Well, maybe we will get to watch it this weekend after all. I enjoyed it so much that I would probably watch it again tonight.
If you thought the now 70-year-old Seinfeld was past his comedic prime, you'll be surprised to note how he a) can still perform in a manner that recalls the groove he eventually found on Seinfeld, and b) he can direct! I was noting clever choices that a director would make throughout this movie. You won't be surprised that he can still write, as that was always least in doubt.
Anyway, I was laughing throughout and there was one bit that made me laugh harder than I've laughed at anything in a movie in a couple years.
As you may have gleaned, this is an apocryphal retelling of the invention of the pop tart at Kellogg's, and it's a hilarious one -- similar in approach to something like Weird: The Al Yankovic Story, but funnier I thought.
At one point, the Kellogg's team, which includes Seinfeld's character as well as very funny turns by Jim Gaffigan and Melissa McCarthy -- yes, sometimes Melissa McCarthy just needs to be directed smartly -- calls in a pair of hot shot New York advertising execs to help get just the right ad campaign for their new product. You guessed it, because this is the 1960s, the ad executives are the actual Don Draper (Hamm) and Roger Sterling (Slattery), though they are credited as "Man #1" and "Man #2." (Would that be a "mad" Man #1 and #2?) I don't believe Man #2 ever calls Man #1 "Don," but I believe Man #1 does call Man #2 "Roger."
This scene, like everything else in the movie, is funny. I won't spoil their proposed advertising campaign for the breakfast treat but it's a good one.

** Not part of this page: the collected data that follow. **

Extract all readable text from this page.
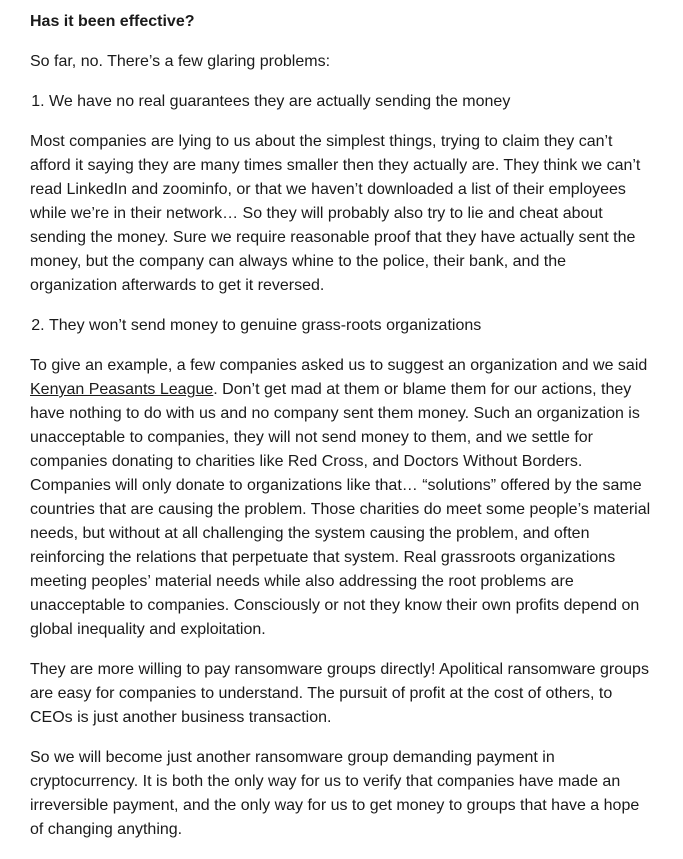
Has it been effective?

So far, no. There’s a few glaring problems:

1. We have no real guarantees they are actually sending the money

Most companies are lying to us about the simplest things, trying to claim they can’t afford it saying they are many times smaller then they actually are. They think we can’t read LinkedIn and zoominfo, or that we haven’t downloaded a list of their employees while we’re in their network… So they will probably also try to lie and cheat about sending the money. Sure we require reasonable proof that they have actually sent the money, but the company can always whine to the police, their bank, and the organization afterwards to get it reversed.

2. They won’t send money to genuine grass-roots organizations

To give an example, a few companies asked us to suggest an organization and we said Kenyan Peasants League. Don’t get mad at them or blame them for our actions, they have nothing to do with us and no company sent them money. Such an organization is unacceptable to companies, they will not send money to them, and we settle for companies donating to charities like Red Cross, and Doctors Without Borders. Companies will only donate to organizations like that… “solutions” offered by the same countries that are causing the problem. Those charities do meet some people’s material needs, but without at all challenging the system causing the problem, and often reinforcing the relations that perpetuate that system. Real grassroots organizations meeting peoples’ material needs while also addressing the root problems are unacceptable to companies. Consciously or not they know their own profits depend on global inequality and exploitation.

They are more willing to pay ransomware groups directly! Apolitical ransomware groups are easy for companies to understand. The pursuit of profit at the cost of others, to CEOs is just another business transaction.

So we will become just another ransomware group demanding payment in cryptocurrency. It is both the only way for us to verify that companies have made an irreversible payment, and the only way for us to get money to groups that have a hope of changing anything.
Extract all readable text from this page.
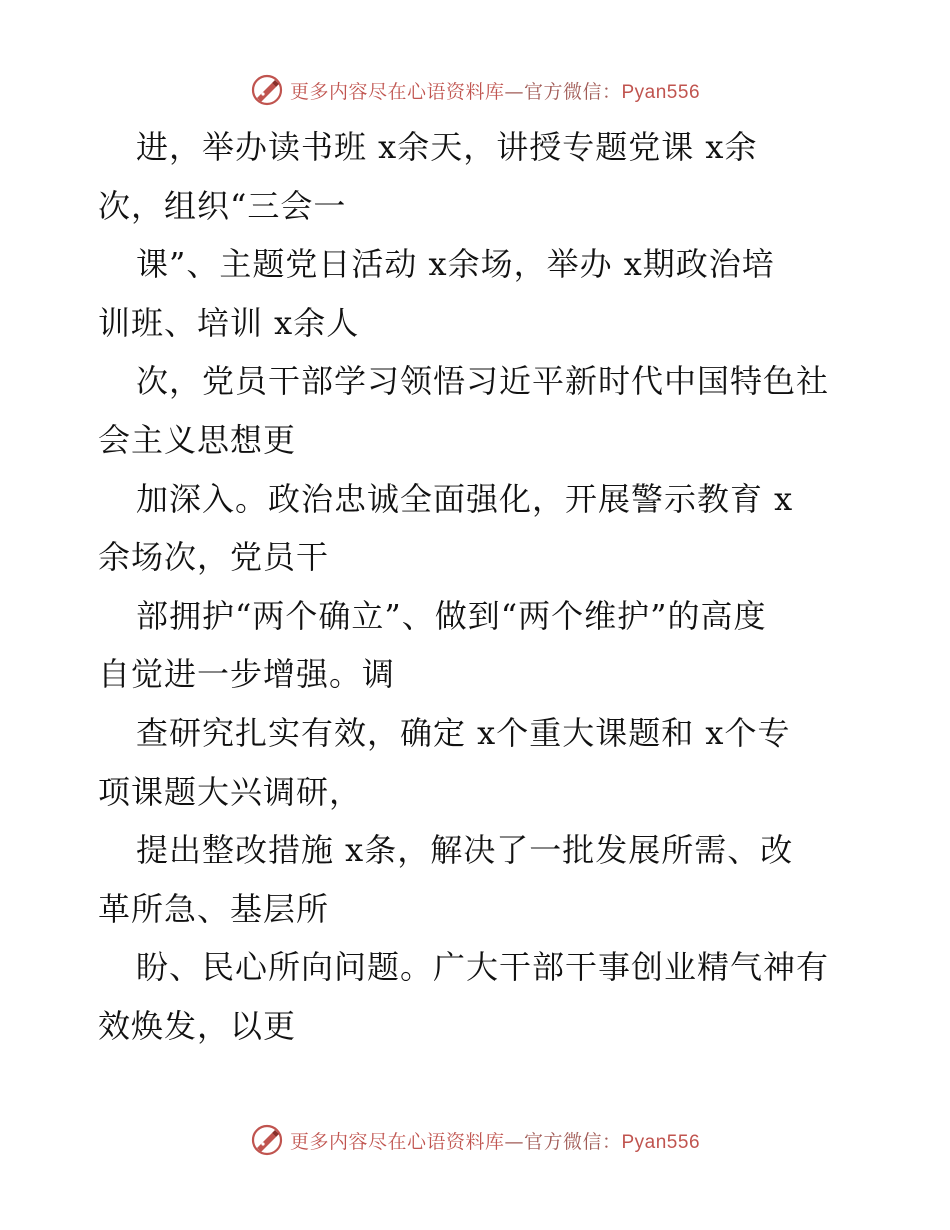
更多内容尽在心语资料库—官方微信：Pyan556
进，举办读书班 x余天，讲授专题党课 x余
次，组织“三会一
课”、主题党日活动 x余场，举办 x期政治培
训班、培训 x余人
次，党员干部学习领悟习近平新时代中国特色社
会主义思想更
加深入。政治忠诚全面强化，开展警示教育 x
余场次，党员干
部拥护“两个确立”、做到“两个维护”的高度
自觉进一步增强。调
查研究扎实有效，确定 x个重大课题和 x个专
项课题大兴调研，
提出整改措施 x条，解决了一批发展所需、改
革所急、基层所
盼、民心所向问题。广大干部干事创业精气神有
效焕发，以更
更多内容尽在心语资料库—官方微信：Pyan556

Sometimes coincidences are just too much for me to comprehend, though I suppose both of these movies recently coming to Netflix means that viewings on consecutive nights was slightly more likely to happen. However, in order for that to happen, it meant I had to have not seen Fletch when it came out two years ago, something I usually would have done in my attempts for completism in a given movie year, and also that my wife would not have held up the Unfrosted viewing for a night when it was convenient for her to watch it.
I had a coincidence this week with another Jon that adds further profundity to the whole concept of coincidences. It was either Wednesday or Thursday that my wife was talking about an Israeli she was working with named Shlomi, which put me in mind of Shlomo, the name of one of Hanukkah Harry's reindeer on Saturday Night Live. Hanukkah Harry was of course played by Jon Lovitz. Not an hour later, after finishing one YouTube video, I was fed another where Bill Burr was watching people do impersonations of him. One of those impersonations was by Jon Lovitz.

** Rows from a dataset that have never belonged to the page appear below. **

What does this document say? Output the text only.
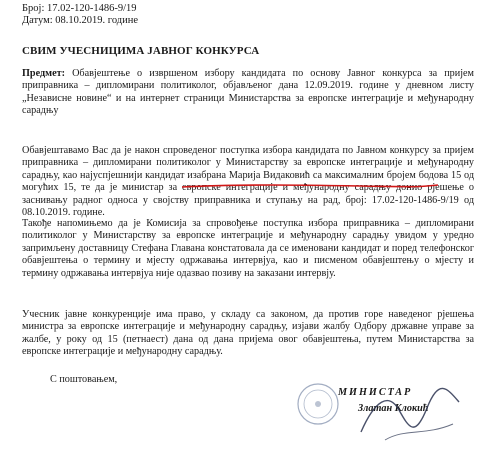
Број: 17.02-120-1486-9/19
Датум: 08.10.2019. године
СВИМ УЧЕСНИЦИМА ЈАВНОГ КОНКУРСА
Предмет: Обавјештење о извршеном избору кандидата по основу Јавног конкурса за пријем приправника – дипломирани политиколог, објављеног дана 12.09.2019. године у дневном листу „Независне новине“ и на интернет страници Министарства за европске интеграције и међународну сарадњу
Обавјештавамо Вас да је након спроведеног поступка избора кандидата по Јавном конкурсу за пријем приправника – дипломирани политиколог у Министарству за европске интеграције и међународну сарадњу, као најуспјешнији кандидат изабрана Марија Видаковић са максималним бројем бодова 15 од могућих 15, те да је министар за европске интеграције и међународну сарадњу донио рјешење о заснивању радног односа у својству приправника и ступању на рад, број: 17.02-120-1486-9/19 од 08.10.2019. године.
Такође напомињемо да је Комисија за спровођење поступка избора приправника – дипломирани политиколог у Министарству за европске интеграције и међународну сарадњу увидом у уредно запримљену доставницу Стефана Главана констатовала да се именовани кандидат и поред телефонског обавјештења о термину и мјесту одржавања интервјуа, као и писменом обавјештењу о мјесту и термину одржавања интервјуа није одазвао позиву на заказани интервју.
Учесник јавне конкуренције има право, у складу са законом, да против горе наведеног рјешења министра за европске интеграције и међународну сарадњу, изјави жалбу Одбору државне управе за жалбе, у року од 15 (петнаест) дана од дана пријема овог обавјештења, путем Министарства за европске интеграције и међународну сарадњу.
С поштовањем,
МИНИСТАР
Златан Клокић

I might go a whole year without ever thinking of Jon Lovitz, and then twice in one day. (You could say that me having spoken the name Jon Lovitz earlier was picked up by my phone and led to a later YouTube video involving Lovitz. I don't think I'm quite paranoid enough to go there.)
Burr plays yet another John -- John F. Kennedy -- in Unfrosted, where he is also doing an impersonation, so it all comes full circle.